I've condensed Wolf's article as much as I could and recommend you read the whole thing by clicking on the title. She concludes:

Of course, the United States is not vulnerable to the violent, total closing-down of the system that followed Mussolini's march on Rome or Hitler's roundup of political prisoners. Our democratic habits are too resilient, and our military and judiciary too independent, for any kind of scenario like that.

Rather, as other critics are noting, our experiment in democracy could be closed down by a process of erosion.

It is a mistake to think that early in a fascist shift you see the profile of barbed wire against the sky. In the early days, things look normal on the surface; peasants were celebrating harvest festivals in Calabria in 1922; people were shopping and going to the movies in Berlin in 1931. Early on, as WH Auden put it, the horror is always elsewhere - while someone is being tortured, children are skating, ships are sailing: "dogs go on with their doggy life ... How everything turns away/ Quite leisurely from the disaster."
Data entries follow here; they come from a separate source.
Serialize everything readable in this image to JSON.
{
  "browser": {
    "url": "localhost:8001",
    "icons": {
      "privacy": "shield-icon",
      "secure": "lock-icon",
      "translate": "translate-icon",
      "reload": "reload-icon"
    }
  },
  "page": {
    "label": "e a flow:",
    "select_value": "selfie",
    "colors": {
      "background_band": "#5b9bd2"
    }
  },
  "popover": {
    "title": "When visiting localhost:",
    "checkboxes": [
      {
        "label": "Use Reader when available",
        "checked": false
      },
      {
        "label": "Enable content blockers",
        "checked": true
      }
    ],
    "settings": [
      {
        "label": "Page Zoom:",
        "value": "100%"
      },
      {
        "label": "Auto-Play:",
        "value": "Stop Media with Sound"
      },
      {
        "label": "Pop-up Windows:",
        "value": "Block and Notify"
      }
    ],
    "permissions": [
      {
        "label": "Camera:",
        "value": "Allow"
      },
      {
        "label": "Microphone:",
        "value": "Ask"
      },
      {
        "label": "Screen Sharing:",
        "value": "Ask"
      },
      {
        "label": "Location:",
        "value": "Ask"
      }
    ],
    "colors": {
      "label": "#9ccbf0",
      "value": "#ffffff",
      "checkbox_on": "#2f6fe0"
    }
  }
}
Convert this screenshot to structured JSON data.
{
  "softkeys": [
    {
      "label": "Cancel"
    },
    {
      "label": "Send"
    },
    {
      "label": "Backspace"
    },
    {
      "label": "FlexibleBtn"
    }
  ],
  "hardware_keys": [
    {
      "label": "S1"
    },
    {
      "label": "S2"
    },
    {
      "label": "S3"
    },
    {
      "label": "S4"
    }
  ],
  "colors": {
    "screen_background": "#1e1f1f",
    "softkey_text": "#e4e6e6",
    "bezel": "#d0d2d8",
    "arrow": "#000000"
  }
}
What is undeniable though is that Bush has carried out every action that one would normally associate with the early days of a fascist regime, he has granted himself the same kind of powers and he has done so with Republicans and their supporters applauding him every step of the way and attacking the patriotism of anyone who objects.

Sitting on the other side of an ocean it is very hard to equate the US of 2007 with the US that Bush took over in 2001. The United States of 2001 was not one that anyone on the planet associated with torture and secret detention centres. That was simply unthinkable. Likewise, the suspension of Habeas Corpus was something that I would have imagined Americans would have revolted over rather than idly sitting by whilst these fundamental freedoms were removed.

The only thing that gives me any form of comfort is that the American people had the good sense to elect the Democrats in the November mid term elections and restore a system of checks and balances which the Republicans had been criminally negligent in upholding.

However, that is but a finger in the sea wall with regard to what has been lost.